Y a-t-il une différence entre le « personnage » que vous incarnez à l’écran et l’homme politique ?

Je ne sens pas tout un divorce entre ma personnali­té dans le privé et le public. À l’écran, je suis surtout un fil conducteur qui réfléchit à la façon de faire avancer la narration. Je sais déclencher les choses par une blague, un mouvement d’humeur… Mon but ici est surtout de faire exister Bruno Bonnell, c’est lui le protagonis­te. Je préfère d’ailleurs les plans où la caméra est par-dessus mon épaule et se substitue ainsi à mon regard plutôt que ceux où je suis devant l’objectif.

Pensez-vous que la classe populaire soit bien représenté­e dans le cinéma français ?

Je vais beaucoup moins au cinéma qu’avant, il m’est donc difficile de juger. Les moments où des figures populaires heurtent le discours dominant et permettent de s’écarter d’un réel lissé par les statistiqu­es sont quand même rares. Dans beaucoup de films, les choses apparaisse­nt trop fabriquées. J’ai beaucoup aimé récemment Nos batailles [Guillaume Senez, 2018], avec sa descriptio­n très juste de la tyrannie du travail façon Amazon. (Il marque une pause.) Je me souviens de Western de Manuel Poirier [1997]. Il arrive à un moment où la gauche est éteinte ; le film représente alors à l’écran une classe populaire totalement absente de l’espace public.

Dans le « petit monde » du cinéma, quelle place pensez-vous occuper ?

Je suis un homme de guérilla, menant des batailles sur le terrain avec ma petite équipe. Je suis fier d’avoir fait un film sur les Gilets jaunes, en prise directe avec le mouvement [ J’veux du soleil !, 2019] et aujourd’hui, Debout les femmes !, sur la crise liée à la pandémie.

Si vous étiez un héros de cinéma, lequel seriez-vous ?

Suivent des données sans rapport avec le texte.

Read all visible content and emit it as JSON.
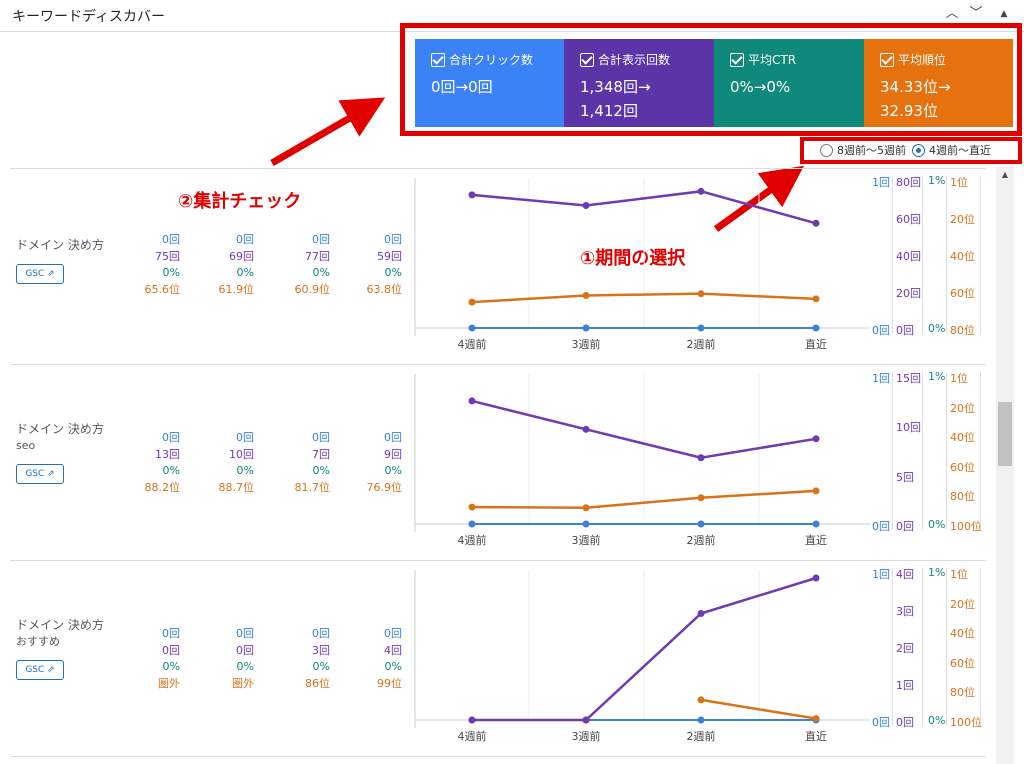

James Stewart dans Mr. Smith au Sénat de Frank Capra [1939], qui lit l’annuaire pendant des heures au milieu de sénateurs endormis. Quand je présente des amendement­s à l’Assemblée, ça me rassure de penser à James Stewart, de me mythifier un peu. (Rires.) On devrait obliger les députés à voir le film de Capra avant leur entrée en fonctions.